Will Ferrell’s Weirdest Comedy Gig Was Performing for O.J. Simpson Jurors

A sequestered audience of 12 isn’t a lot of laughs
Will Ferrell’s Weirdest Comedy Gig Was Performing for O.J. Simpson Jurors

Performing in an improvisational comedy group will inevitably lead to weird gigs, like working a corporate holiday party or hamming it up for a mere handful of paying customers. But when pre-Saturday Night Live Will Ferrell was with the Groundlings, he booked one of the strangest jobs of all — acting out comedy sketches for jurors in the O.J. Simpson murder trial.

Ferrell’s Groundlings career happened to coincide with the trial of the century, he told Graham Norton per Chortle. “The jury was sequestered for a long time and couldn’t go out anywhere, so someone came up with the idea of performing our sketch show for them in the court to lighten the mood,” Ferrell remembered. “It was just us and the jurors. They seemed mildly entertained, but it was very bizarre.”

Everyone felt sorry for the jurors, Ferrell explained to Conan O’Brien back in 1997. So the comedians did their thing under trying circumstances — middle of the day, in a brightly lit courtroom, for an audience of 12. Ferrell says he got no laughs but a few amused smiles when “I did Cat Guy for them.”

Er, Cat Guy? That was a character Ferrell was trying to convince Lorne Michaels to put on Saturday Night Live, he told O’Brien. Imagine being isolated from the world for months, then being brought into a room to see a curly-haired man-child do this. 

“This is starting to explain their verdict,” concluded O’Brien.

Ferrell agreed. “I think we had an adverse effect.”

Ferrell recently appeared on The Graham Norton Show with Reese Witherspoon, his costar in the upcoming wedding comedy, You’re Cordially Invited.
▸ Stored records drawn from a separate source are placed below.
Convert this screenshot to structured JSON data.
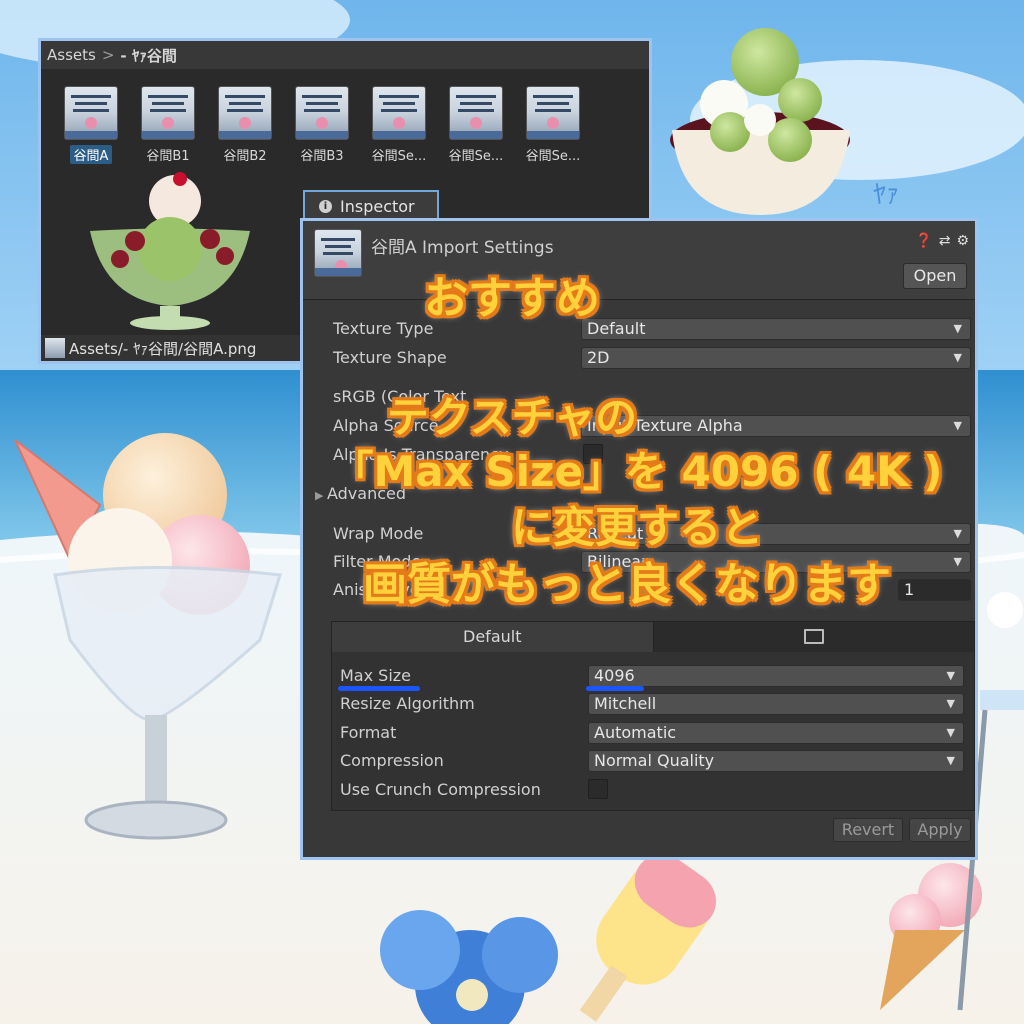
{
  "project": {
    "breadcrumb_root": "Assets",
    "breadcrumb_sep": ">",
    "breadcrumb_current": "- ﾔｧ谷間",
    "assets": [
      {
        "label": "谷間A",
        "selected": true
      },
      {
        "label": "谷間B1"
      },
      {
        "label": "谷間B2"
      },
      {
        "label": "谷間B3"
      },
      {
        "label": "谷間Se..."
      },
      {
        "label": "谷間Se..."
      },
      {
        "label": "谷間Se..."
      }
    ],
    "path": "Assets/- ﾔｧ谷間/谷間A.png"
  },
  "inspector": {
    "tab_label": "Inspector",
    "title": "谷間A Import Settings",
    "open_label": "Open",
    "texture_type_label": "Texture Type",
    "texture_type_value": "Default",
    "texture_shape_label": "Texture Shape",
    "texture_shape_value": "2D",
    "srgb_label": "sRGB (Color Text",
    "alpha_source_label": "Alpha Source",
    "alpha_source_value": "Input Texture Alpha",
    "alpha_transparency_label": "Alpha Is Transparency",
    "advanced_label": "Advanced",
    "wrap_mode_label": "Wrap Mode",
    "wrap_mode_value": "Repeat",
    "filter_mode_label": "Filter Mode",
    "filter_mode_value": "Bilinear",
    "aniso_label": "Aniso Level",
    "aniso_value": "1",
    "platform_tab_default": "Default",
    "max_size_label": "Max Size",
    "max_size_value": "4096",
    "resize_label": "Resize Algorithm",
    "resize_value": "Mitchell",
    "format_label": "Format",
    "format_value": "Automatic",
    "compression_label": "Compression",
    "compression_value": "Normal Quality",
    "crunch_label": "Use Crunch Compression",
    "revert_label": "Revert",
    "apply_label": "Apply"
  },
  "caption": {
    "line1": "おすすめ",
    "line2": "テクスチャの",
    "line3": "「Max Size」を 4096 ( 4K )",
    "line4": "に変更すると",
    "line5": "画質がもっと良くなります"
  },
  "decor": {
    "watermark": "ﾔｧ"
  },
  "colors": {
    "caption_fill": "#ffd23c",
    "caption_outline": "#e57a18",
    "highlight_underline": "#1a55ff",
    "selection": "#2c5d87"
  }
}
Witherspoon, whose most famous role might be aspiring attorney Elle Woods in Legally Blonde, had her own peculiar courtroom story to share. “About seven years after Legally Blonde came out, I was called up to do two solid weeks” of jury duty, she told Norton. “When we went to deliberation and it came to choosing a foreman, the entire jury picked me. When I asked them why, they said it was because I went to law school!”

As O’Brien noted, stories like these explain why we get strange verdicts.